Police in Berlin arrested an unnamed man who drove his car into the gates of the office of German Chancellor Angela Merkel on Wednesday.
Photos showed a car with a message scrawled on one of its sides reading: “You damned children and old people murderers.” The white paint on the other side said: “Stop Globalization Politics.”
A government spokesperson told DW that a vehicle drove into the entry gate of the Chancellor’s office and “caused minor property damage.”
The Chancellor and other members of the government and Chancellor’s office were “at no point in any danger.”
A tweet from the public broadcaster Deutschlandfunk showed the vehicle stopped by the gate of the building and a large number of emergency vehicles in the normally restricted area.

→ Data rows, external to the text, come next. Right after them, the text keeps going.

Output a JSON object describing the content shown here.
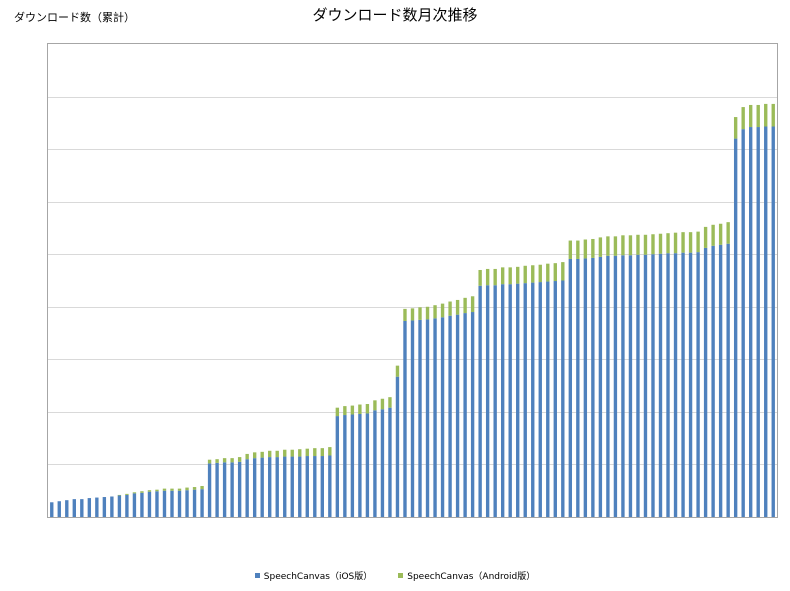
{
  "chart_data": {
    "type": "bar",
    "stacked": true,
    "title": "ダウンロード数月次推移",
    "ylabel": "ダウンロード数（累計）",
    "xlabel": "",
    "ylim": [
      0,
      900
    ],
    "grid": true,
    "legend_position": "bottom",
    "series": [
      {
        "name": "SpeechCanvas（iOS版）",
        "color": "#4f81bd",
        "values": [
          28,
          30,
          32,
          34,
          34,
          36,
          37,
          38,
          39,
          41,
          42,
          45,
          46,
          48,
          49,
          50,
          50,
          50,
          51,
          52,
          53,
          102,
          103,
          104,
          104,
          105,
          110,
          112,
          113,
          114,
          114,
          115,
          115,
          115,
          116,
          116,
          116,
          117,
          192,
          194,
          195,
          196,
          197,
          203,
          205,
          208,
          267,
          373,
          374,
          375,
          376,
          378,
          380,
          383,
          385,
          388,
          390,
          440,
          441,
          441,
          443,
          443,
          444,
          445,
          446,
          447,
          448,
          449,
          450,
          491,
          491,
          492,
          493,
          495,
          497,
          497,
          498,
          498,
          499,
          499,
          500,
          501,
          502,
          502,
          503,
          503,
          504,
          512,
          516,
          518,
          520,
          720,
          738,
          742,
          742,
          743,
          743
        ]
      },
      {
        "name": "SpeechCanvas（Android版）",
        "color": "#9bbb59",
        "values": [
          0,
          0,
          0,
          0,
          0,
          0,
          0,
          0,
          0,
          1,
          2,
          2,
          3,
          3,
          3,
          4,
          4,
          4,
          5,
          5,
          6,
          7,
          7,
          8,
          8,
          9,
          10,
          11,
          11,
          12,
          12,
          13,
          13,
          14,
          14,
          15,
          15,
          16,
          16,
          17,
          17,
          18,
          18,
          19,
          20,
          20,
          21,
          23,
          23,
          24,
          24,
          25,
          26,
          27,
          28,
          29,
          30,
          30,
          31,
          31,
          32,
          32,
          32,
          33,
          33,
          33,
          34,
          34,
          35,
          35,
          35,
          36,
          36,
          37,
          37,
          37,
          38,
          38,
          38,
          38,
          38,
          38,
          38,
          39,
          39,
          39,
          39,
          40,
          40,
          40,
          41,
          41,
          42,
          42,
          42,
          43,
          43
        ]
      }
    ]
  }
}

The Berlin police tweeted that “our colleagues are currently on the scene at the office of the Chancellor along with federal police. A car is stood at the gate of the building — we’re in the process of clarifying whether the driver steered into it. He has been taken into police custody. More info to follow.”

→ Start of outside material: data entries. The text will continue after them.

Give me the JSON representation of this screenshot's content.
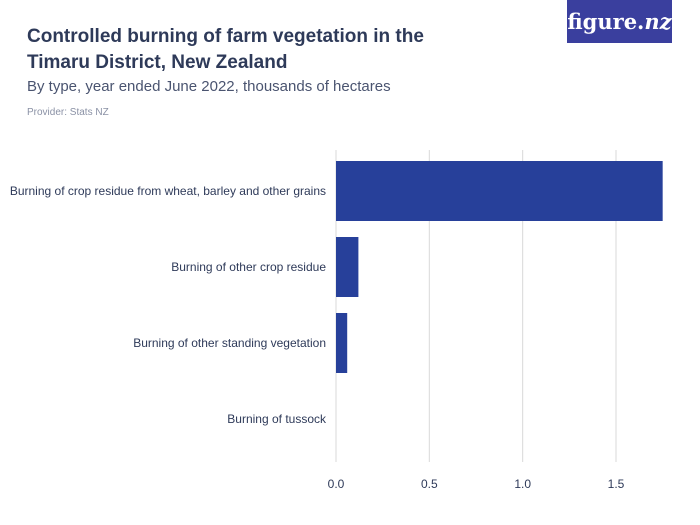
{
  "header": {
    "title": "Controlled burning of farm vegetation in the Timaru District, New Zealand",
    "subtitle": "By type, year ended June 2022, thousands of hectares",
    "provider": "Provider: Stats NZ",
    "logo_main": "figure.",
    "logo_suffix": "nz"
  },
  "colors": {
    "bar": "#27409a",
    "grid": "#d9d9d9",
    "logo_bg": "#3a3f9e"
  },
  "chart_data": {
    "type": "bar",
    "orientation": "horizontal",
    "title": "Controlled burning of farm vegetation in the Timaru District, New Zealand",
    "subtitle": "By type, year ended June 2022, thousands of hectares",
    "categories": [
      "Burning of crop residue from wheat, barley and other grains",
      "Burning of other crop residue",
      "Burning of other standing vegetation",
      "Burning of tussock"
    ],
    "values": [
      1.75,
      0.12,
      0.06,
      0
    ],
    "xlim": [
      0,
      1.8
    ],
    "xticks": [
      0,
      0.5,
      1,
      1.5
    ],
    "xtick_labels": [
      "0.0",
      "0.5",
      "1.0",
      "1.5"
    ],
    "grid": true
  }
}
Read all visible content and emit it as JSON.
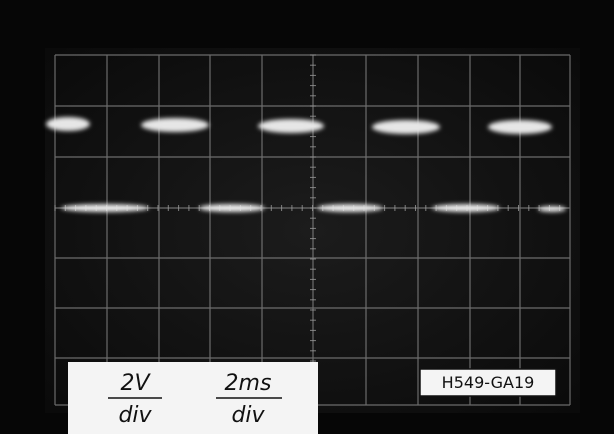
{
  "scale_labels": [
    {
      "numerator": "2V",
      "denominator": "div"
    },
    {
      "numerator": "2ms",
      "denominator": "div"
    }
  ],
  "figure_id": "H549-GA19"
}
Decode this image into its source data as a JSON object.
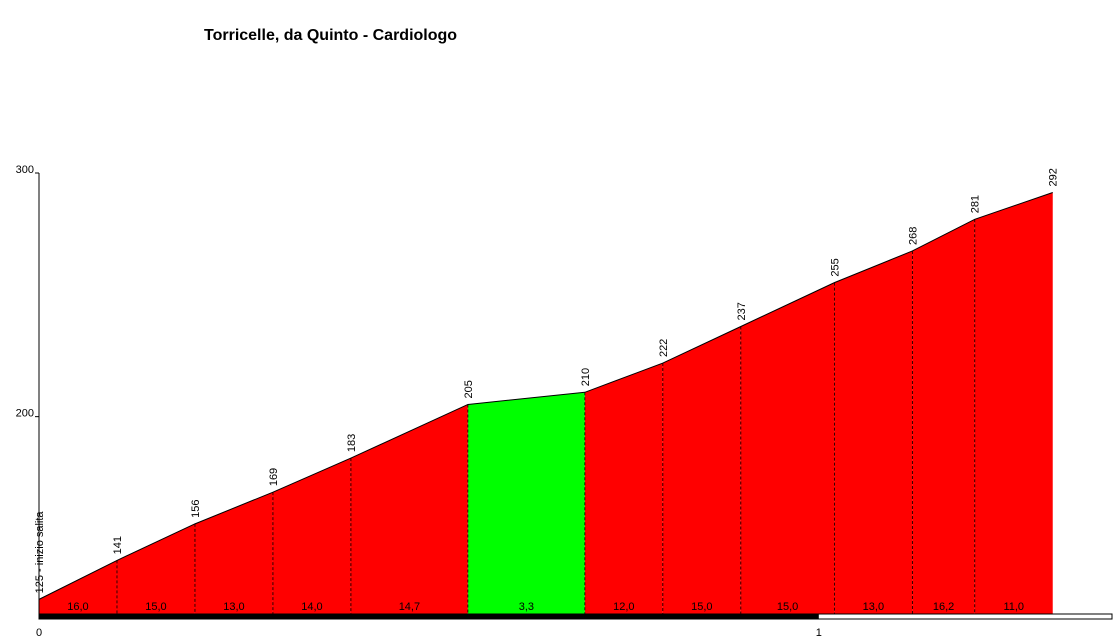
{
  "chart_data": {
    "type": "elevation-profile",
    "title": "Torricelle, da Quinto - Cardiologo",
    "x": [
      0,
      0.1,
      0.2,
      0.3,
      0.4,
      0.55,
      0.7,
      0.8,
      0.9,
      1.02,
      1.12,
      1.2,
      1.3
    ],
    "values": [
      125,
      141,
      156,
      169,
      183,
      205,
      210,
      222,
      237,
      255,
      268,
      281,
      292
    ],
    "value_labels": [
      "125 - inizio salita",
      "141",
      "156",
      "169",
      "183",
      "205",
      "210",
      "222",
      "237",
      "255",
      "268",
      "281",
      "292"
    ],
    "segments": {
      "values": [
        16.0,
        15.0,
        13.0,
        14.0,
        14.7,
        3.3,
        12.0,
        15.0,
        15.0,
        13.0,
        16.2,
        11.0
      ],
      "value_labels": [
        "16,0",
        "15,0",
        "13,0",
        "14,0",
        "14,7",
        "3,3",
        "12,0",
        "15,0",
        "15,0",
        "13,0",
        "16,2",
        "11,0"
      ],
      "colors": [
        "#ff0000",
        "#ff0000",
        "#ff0000",
        "#ff0000",
        "#ff0000",
        "#00ff00",
        "#ff0000",
        "#ff0000",
        "#ff0000",
        "#ff0000",
        "#ff0000",
        "#ff0000"
      ]
    },
    "xlim": [
      0,
      1.376
    ],
    "xticks": [
      0,
      1
    ],
    "ylim": [
      119,
      300
    ],
    "yticks": [
      200,
      300
    ]
  }
}
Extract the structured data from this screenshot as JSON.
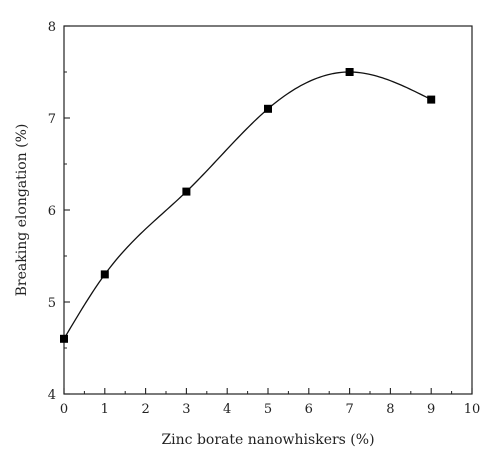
{
  "chart_data": {
    "type": "scatter",
    "title": "",
    "xlabel": "Zinc borate nanowhiskers (%)",
    "ylabel": "Breaking elongation (%)",
    "xlim": [
      0,
      10
    ],
    "ylim": [
      4,
      8
    ],
    "x_ticks": [
      "0",
      "1",
      "2",
      "3",
      "4",
      "5",
      "6",
      "7",
      "8",
      "9",
      "10"
    ],
    "y_ticks": [
      "4",
      "5",
      "6",
      "7",
      "8"
    ],
    "grid": false,
    "smooth_line": true,
    "series": [
      {
        "x": [
          0,
          1,
          3,
          5,
          7,
          9
        ],
        "y": [
          4.6,
          5.3,
          6.2,
          7.1,
          7.5,
          7.2
        ],
        "marker": "square",
        "color": "#000000"
      }
    ]
  }
}
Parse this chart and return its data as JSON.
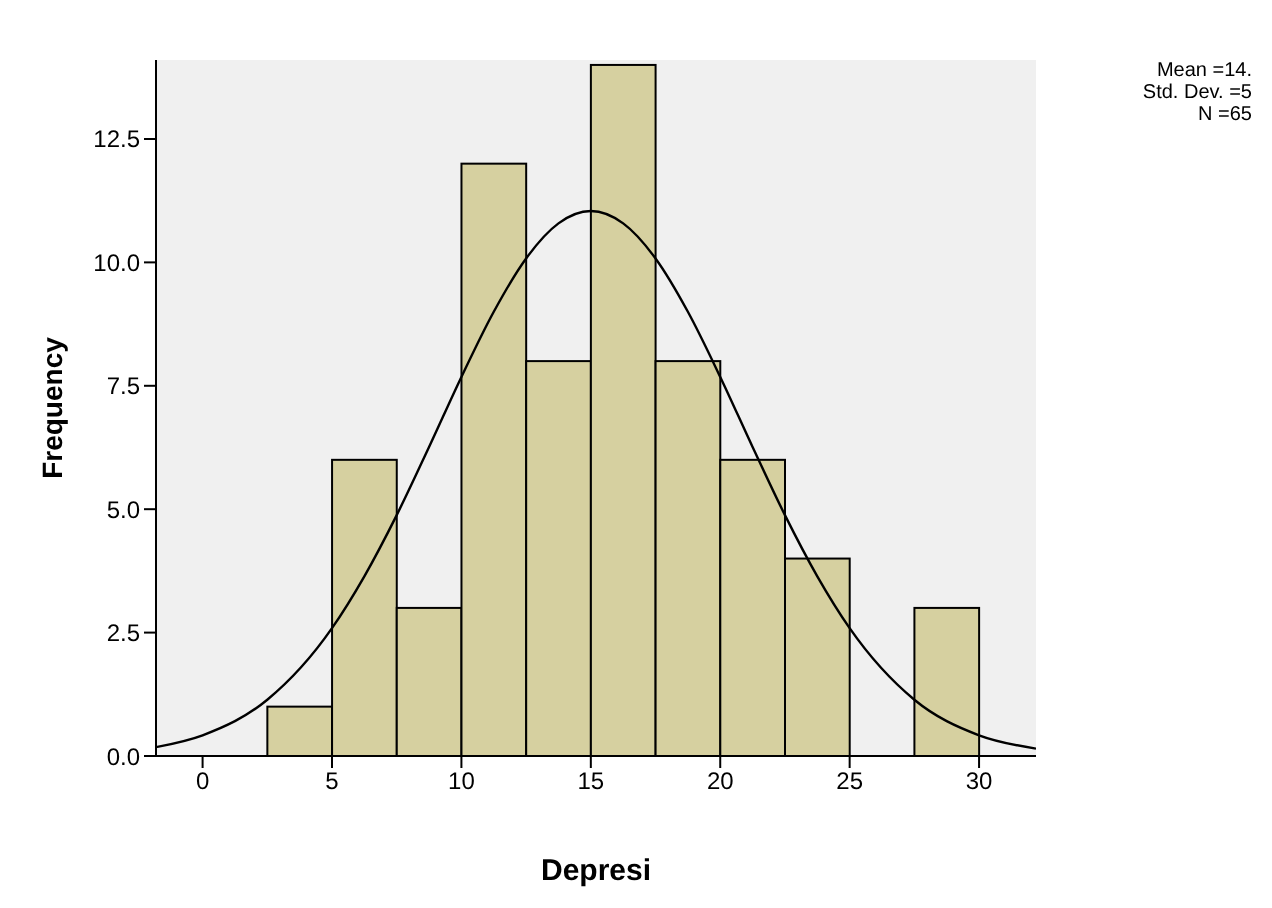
{
  "chart_data": {
    "type": "histogram",
    "xlabel": "Depresi",
    "ylabel": "Frequency",
    "bins": [
      2.5,
      5,
      7.5,
      10,
      12.5,
      15,
      17.5,
      20,
      22.5,
      25,
      27.5,
      30
    ],
    "values": [
      1,
      6,
      3,
      12,
      8,
      14,
      8,
      6,
      4,
      0,
      3
    ],
    "color": "#d6d0a0",
    "series": [
      {
        "type": "line",
        "color": "#000000",
        "x": [
          -1.8,
          0,
          2.5,
          5,
          6.25,
          7.5,
          8.75,
          10,
          11.25,
          12.5,
          13.75,
          15,
          16.25,
          17.5,
          18.75,
          20,
          21.25,
          22.5,
          23.75,
          25,
          27.5,
          30,
          32.2
        ],
        "values": [
          0.18,
          0.42,
          1.14,
          2.59,
          3.64,
          4.88,
          6.26,
          7.68,
          9.0,
          10.08,
          10.79,
          11.04,
          10.79,
          10.08,
          9.0,
          7.68,
          6.26,
          4.88,
          3.64,
          2.59,
          1.14,
          0.42,
          0.15
        ]
      }
    ],
    "xlim": [
      -1.8,
      32.2
    ],
    "xticks": [
      0,
      5,
      10,
      15,
      20,
      25,
      30
    ],
    "ylim": [
      0,
      14.1
    ],
    "yticks": [
      {
        "value": 0,
        "label": "0.0"
      },
      {
        "value": 2.5,
        "label": "2.5"
      },
      {
        "value": 5,
        "label": "5.0"
      },
      {
        "value": 7.5,
        "label": "7.5"
      },
      {
        "value": 10,
        "label": "10.0"
      },
      {
        "value": 12.5,
        "label": "12.5"
      }
    ],
    "annotations": [
      "Mean =14.",
      "Std. Dev. =5",
      "N =65"
    ]
  }
}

A later tweet confirmed that the 54-year-old male driver had been arrested.
A spokeswoman for the Berlin police told Reuters that they do not suspect an extremist attack, saying: “We are not working on the basis of this assumption at the moment.”
The Volkswagen Sedan, which sustained minor damage, had license plates from the North Rhine-Westphalia area of Lippe. The plates were identical to those belonging to the car involved in a similar incident in 2014 when a vehicle drove into the Chancellor’s office with a message written on the side.
There were no immediate reports of casualties, although rescue crews confirmed to AP that the man who had been driving the car was being treated in an ambulance at the scene.
The event took place during a cabinet meeting in the run-up to a key video conference between Chancellor Merkel and German state premiers regarding extending lockdown measures across the country.
Berlin has been a hotspot for demonstrations against coronavirus restrictions which have been attended by neo-Nazis and people pushing conspiracy theories.
It remains unclear whether there is any link between the protests and the incident at the Chancellor’s office.